Formé aux universités de Herborn et de Tübingen de 1808 à 1811, Diesterweg commença à enseigner en 1811. Il enseigna à Mannheim et à Worms pendant environ deux ans, puis passa à l’école modèle de Francfort-sur-le-Main . Plus tard, il devint recteur de l’école latine d’ Elberfeld. En 1820, il a été nommé directeur du nouveau séminaire du professeur à Mörs où il a mis en pratique les méthodes de Pestalozzi . En 1832, il fut convoqué à Berlin pour diriger le nouveau séminaire des écoles publiques de cette ville. Ici, il s’est avéré un fervent partisan du non – sectaireenseignement religieux. En 1846, il créa l’institution Pestalozzi à Pankow et les sociétés Pestalozzi pour le soutien des veuves et des orphelins des enseignants. En raison de son désaccord avec les autorités concernant les phases importantes de l’enseignement supérieur, il était en constante friction et a démissionné du séminaire en 1847. En 1850, il a reçu une pension du gouvernement. Par la suite, il a continué à défendre vigoureusement ses idées éducatives par le biais de périodiques. En 1858, il fut élu à la chambre des députés en tant que député de la ville de Berlin et vota avec l’opposition libérale.

Diesterweg, carte maximum, Berlin, 1990.

Diesterweg pensait que la critique et la responsabilité étaient importantes dans l’enseignement et cherchait à réformer les aspects sociaux, économiques et moraux de l’ éducation en publiant l’influent Pädagogisch Wollen und Sollen . Il a fondé son programme sur ce qu’on a appelé les «principes de base de la lutte pour la vie» qu’il a vus dans le conflit catholicisme / protestantisme . Il pensait qu’il y avait plusieurs «oppositions» (choix distincts) qui étaient disponibles dans le conflit et qui pourraient être réduites à une seule «autorité ou liberté, catholicisme ou protestantisme».

Dans son effort pour réformer la scolarité, Diesterweg voulait supprimer l’influence politique et religieuse dans l’enseignement lui-même et impliquer plutôt un facteur social.
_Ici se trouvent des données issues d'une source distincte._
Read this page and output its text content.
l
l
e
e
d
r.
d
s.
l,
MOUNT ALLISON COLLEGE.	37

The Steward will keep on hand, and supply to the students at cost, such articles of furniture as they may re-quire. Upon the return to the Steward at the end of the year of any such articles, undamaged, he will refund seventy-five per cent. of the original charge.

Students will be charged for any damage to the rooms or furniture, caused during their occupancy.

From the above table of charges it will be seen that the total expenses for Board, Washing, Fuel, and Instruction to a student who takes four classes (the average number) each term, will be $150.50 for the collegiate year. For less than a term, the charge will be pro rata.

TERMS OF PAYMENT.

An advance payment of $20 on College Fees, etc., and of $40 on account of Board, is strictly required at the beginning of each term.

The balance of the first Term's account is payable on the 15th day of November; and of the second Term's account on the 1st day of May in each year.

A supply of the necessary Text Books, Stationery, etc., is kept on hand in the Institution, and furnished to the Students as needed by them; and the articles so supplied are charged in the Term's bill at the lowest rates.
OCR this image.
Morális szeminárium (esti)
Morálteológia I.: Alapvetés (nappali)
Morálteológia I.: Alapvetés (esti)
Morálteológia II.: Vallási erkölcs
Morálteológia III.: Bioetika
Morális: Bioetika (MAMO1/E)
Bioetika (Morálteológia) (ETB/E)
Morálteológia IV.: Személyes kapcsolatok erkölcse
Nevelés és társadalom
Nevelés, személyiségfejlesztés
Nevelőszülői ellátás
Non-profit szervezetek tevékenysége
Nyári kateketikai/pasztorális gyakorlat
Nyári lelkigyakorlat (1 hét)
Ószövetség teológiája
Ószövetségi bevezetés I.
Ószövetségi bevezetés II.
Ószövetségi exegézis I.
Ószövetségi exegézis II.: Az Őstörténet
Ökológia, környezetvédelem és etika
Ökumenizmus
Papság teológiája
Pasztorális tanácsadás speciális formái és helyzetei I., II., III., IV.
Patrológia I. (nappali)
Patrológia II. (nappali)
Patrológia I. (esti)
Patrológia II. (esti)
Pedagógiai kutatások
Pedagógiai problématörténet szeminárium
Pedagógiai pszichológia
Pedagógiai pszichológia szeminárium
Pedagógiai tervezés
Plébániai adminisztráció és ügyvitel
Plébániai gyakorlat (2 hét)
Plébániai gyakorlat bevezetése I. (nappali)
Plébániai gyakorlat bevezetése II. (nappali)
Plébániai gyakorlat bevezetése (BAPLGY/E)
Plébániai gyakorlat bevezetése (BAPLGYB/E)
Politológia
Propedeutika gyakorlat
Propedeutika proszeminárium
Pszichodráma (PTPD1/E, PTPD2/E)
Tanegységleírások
Il croyait à la disponibilité de l’éducation: “Éduquer d’abord les hommes, avant de se soucier de leur formation professionnelle ou de leur classe, car le prolétaire et le paysan doivent tous deux être éduqués pour devenir des êtres humains”; il pensait également que grâce à l’éducation, les pauvres pouvaient être aidés. Il souhaitait la professionnalisation des enseignants de l’Etat et se battait pour la relative autonomie des écoles; il a également eu une influence sur les professeurs de cette époque à travers son journal Rheinisch Blätter .

Source : Wikipédia.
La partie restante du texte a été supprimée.